Merrill campaign mailers notifying voters of Dixon’s backing and of three earlier endorsements began landing in mailboxes of likely 41st District Democratic primary voters this week.
In addition to Dixon, the mailer includes nods from DeRay Mckesson, a prominent Black Lives Matter activist and onetime mayoral candidate; Baltimore City Councilman Brandon M. Scott, from the East Side’s 2nd District and a candidate for lieutenant governor; and state Sen. William C. Ferguson IV, of South Baltimore’s 46th District.
“I think any of us who have been in Baltimore – Mayor Dixon and the other elected leaders — are concerned about the direction the city’s going,” he said. “They’re looking to the next generation of leaders to turn the city around, and I think that’s what their support is a reflection of.”
Merrill is running against state Sen. Jill P. Carter, who was named in April by Gov. Lawrence J. Hogan Jr. (R) to complete the last months of the term of disgraced lawmaker Nathaniel T. Oaks, who resigned his Senate seat March 29, two hours before pleading guilty to two federal felonies in a political corruption case.
Efforts to have Oaks’s name removed from the 41st District ballot failed earlier this year, when the Maryland Court of Appeals ruled twice against voters who wanted the State Board of Elections to reprint the ballots without his name.
As a result, Oaks’s name will appear on the 41st District ballot, along with those of Carter and Merrill, as a candidate for state Senate. His name also will appear in a second spot, with 23 other candidates, for the seven-member 41st District Democratic State Central Committee.
Supporters of Carter, a former member of the House of Delegates, also wanted to see Oaks’s name removed from the ballot because he is so well known in the community, and they fear that it will draw votes away from her, to the advantage of Merrill.
Merrill, 27 a political newcomer, is a former Baltimore public-school teacher and son-in-law of former Gov. Martin J. O’Malley (D).

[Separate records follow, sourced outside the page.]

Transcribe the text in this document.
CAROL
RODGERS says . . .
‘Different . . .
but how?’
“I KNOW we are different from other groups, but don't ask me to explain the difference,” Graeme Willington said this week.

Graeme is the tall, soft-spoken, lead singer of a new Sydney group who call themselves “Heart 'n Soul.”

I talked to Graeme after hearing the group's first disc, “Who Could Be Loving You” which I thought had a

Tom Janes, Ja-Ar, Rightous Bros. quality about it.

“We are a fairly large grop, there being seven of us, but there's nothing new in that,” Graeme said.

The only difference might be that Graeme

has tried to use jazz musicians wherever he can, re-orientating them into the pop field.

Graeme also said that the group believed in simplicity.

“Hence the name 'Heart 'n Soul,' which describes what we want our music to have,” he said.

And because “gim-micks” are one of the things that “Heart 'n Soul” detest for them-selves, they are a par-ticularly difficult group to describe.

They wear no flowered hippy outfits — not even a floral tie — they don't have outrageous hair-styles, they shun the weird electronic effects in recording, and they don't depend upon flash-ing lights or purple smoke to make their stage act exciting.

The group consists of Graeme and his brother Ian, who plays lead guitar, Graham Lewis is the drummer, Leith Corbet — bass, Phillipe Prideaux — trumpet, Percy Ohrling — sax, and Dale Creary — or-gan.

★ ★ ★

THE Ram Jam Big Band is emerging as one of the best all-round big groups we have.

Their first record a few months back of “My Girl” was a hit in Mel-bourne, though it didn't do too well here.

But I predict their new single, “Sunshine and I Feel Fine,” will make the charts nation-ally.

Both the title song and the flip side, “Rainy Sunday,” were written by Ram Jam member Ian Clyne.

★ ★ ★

Carter, 54, a lawyer who is the daughter of civil rights leader Walter P. Carter, was elected to the House of Delegates four times, the last time in 2014. She resigned her seat early, in January 2017, to head the Office of Civil Rights and Wage Enforcement for the newly elected Baltimore Mayor Catherine E. Pugh (D).
Carter resigned that post last month because she said she recently learned that it would be illegal for her to remain head of the office while also a state senator. She said was taking a leave of absence as a city employee until after the primary election.
She filed as a candidate for Oaks’s seat Feb. 27, the filing deadline for the primary, after having been gone from the General Assembly 14 months.